The deal, originally announced in January this year, valued D-Orbit at $1.3 billion. The transaction had been expected to close in the second or third quarter this year.
“Since the outset of our discussions with D-Orbit over a year ago, we have continued to believe in the company’s unique value proposition and the innovation inherent in their solutions. However, the financial markets have changed substantially, and we believe that terminating our merger is in the best interest of both D-Orbit and Breeze shareholders,” J. Douglas Ramsey, Chairman and CEO of Breeze Holdings, said in a statement.
According to the termination agreement filed with the U.S. Securities and Exchange Commission, D-Orbit agreed not to enter into a written agreement with any special purpose acquisition company for a period of six months.
“Despite market conditions that were beyond our control and the subsequent need to terminate our agreement with Breeze, we remain incredibly confident about D-Orbit’s business and continued growth,” said Dr. Luca Rossettini, CEO of D-Orbit.

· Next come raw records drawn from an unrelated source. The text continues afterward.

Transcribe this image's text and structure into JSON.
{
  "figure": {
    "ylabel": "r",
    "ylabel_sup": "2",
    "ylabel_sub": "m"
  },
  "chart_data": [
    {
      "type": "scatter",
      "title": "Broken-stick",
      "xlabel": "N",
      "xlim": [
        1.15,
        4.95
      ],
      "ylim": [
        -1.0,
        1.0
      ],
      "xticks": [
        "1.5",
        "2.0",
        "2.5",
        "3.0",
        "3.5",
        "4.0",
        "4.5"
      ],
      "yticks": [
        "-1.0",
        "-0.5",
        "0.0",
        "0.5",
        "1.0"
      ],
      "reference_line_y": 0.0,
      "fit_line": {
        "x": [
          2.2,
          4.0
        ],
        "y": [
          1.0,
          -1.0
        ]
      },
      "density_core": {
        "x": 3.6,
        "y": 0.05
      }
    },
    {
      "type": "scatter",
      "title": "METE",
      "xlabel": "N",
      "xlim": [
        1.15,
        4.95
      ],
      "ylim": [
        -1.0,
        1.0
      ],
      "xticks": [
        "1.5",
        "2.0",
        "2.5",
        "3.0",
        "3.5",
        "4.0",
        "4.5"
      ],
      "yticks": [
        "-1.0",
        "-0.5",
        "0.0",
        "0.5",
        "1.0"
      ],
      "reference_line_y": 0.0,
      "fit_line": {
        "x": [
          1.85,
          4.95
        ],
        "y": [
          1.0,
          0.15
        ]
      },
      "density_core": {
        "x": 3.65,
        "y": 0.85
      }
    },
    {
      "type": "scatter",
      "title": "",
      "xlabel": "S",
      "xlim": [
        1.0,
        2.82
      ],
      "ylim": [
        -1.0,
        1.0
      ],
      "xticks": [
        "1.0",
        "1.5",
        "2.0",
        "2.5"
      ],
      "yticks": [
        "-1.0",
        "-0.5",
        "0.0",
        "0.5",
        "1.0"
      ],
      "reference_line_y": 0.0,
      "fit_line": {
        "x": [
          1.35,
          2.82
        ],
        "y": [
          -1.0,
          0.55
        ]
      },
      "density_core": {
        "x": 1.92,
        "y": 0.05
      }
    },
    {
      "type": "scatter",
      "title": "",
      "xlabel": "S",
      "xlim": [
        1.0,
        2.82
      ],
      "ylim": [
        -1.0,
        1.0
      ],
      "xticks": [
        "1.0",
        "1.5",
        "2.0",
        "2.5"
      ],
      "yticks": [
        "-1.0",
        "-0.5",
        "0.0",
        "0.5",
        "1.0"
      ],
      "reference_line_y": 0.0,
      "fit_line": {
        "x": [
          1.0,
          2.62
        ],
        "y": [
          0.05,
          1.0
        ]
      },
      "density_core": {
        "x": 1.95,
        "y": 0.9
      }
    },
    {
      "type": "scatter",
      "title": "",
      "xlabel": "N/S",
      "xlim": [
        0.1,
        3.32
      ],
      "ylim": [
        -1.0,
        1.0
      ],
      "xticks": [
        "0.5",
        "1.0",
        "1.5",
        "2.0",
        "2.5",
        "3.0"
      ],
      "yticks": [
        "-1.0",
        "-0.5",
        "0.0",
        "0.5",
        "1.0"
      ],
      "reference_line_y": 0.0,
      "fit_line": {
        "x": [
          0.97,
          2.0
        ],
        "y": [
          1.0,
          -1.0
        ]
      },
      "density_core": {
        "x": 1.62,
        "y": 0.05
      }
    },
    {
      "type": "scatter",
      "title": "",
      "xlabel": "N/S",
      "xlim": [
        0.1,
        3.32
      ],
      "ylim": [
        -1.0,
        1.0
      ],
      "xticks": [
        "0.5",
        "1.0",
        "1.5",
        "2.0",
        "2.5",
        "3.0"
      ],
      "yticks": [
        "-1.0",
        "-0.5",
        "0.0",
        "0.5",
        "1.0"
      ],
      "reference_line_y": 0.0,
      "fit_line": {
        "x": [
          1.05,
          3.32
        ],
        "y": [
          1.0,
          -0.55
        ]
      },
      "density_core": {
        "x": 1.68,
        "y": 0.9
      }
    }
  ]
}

D-Orbit said it has moved along its roadmap and launched an additional six total ION Satellite Carrier (ION) missions, with three scheduled for the remainder of 2022. The company has delivered more than 80 customer payloads into orbit in total and said its ION Satellite Carrier, which can transport satellites in orbit and release them individually into distinct orbital slots, and can reduce the time from launch to operations by up to 85% and the launch costs of an entire satellite constellation by up to 40%.
Earlier this year, another space SPAC, Tomorrow.io, paid $1.5 million to terminate its SPAC deal.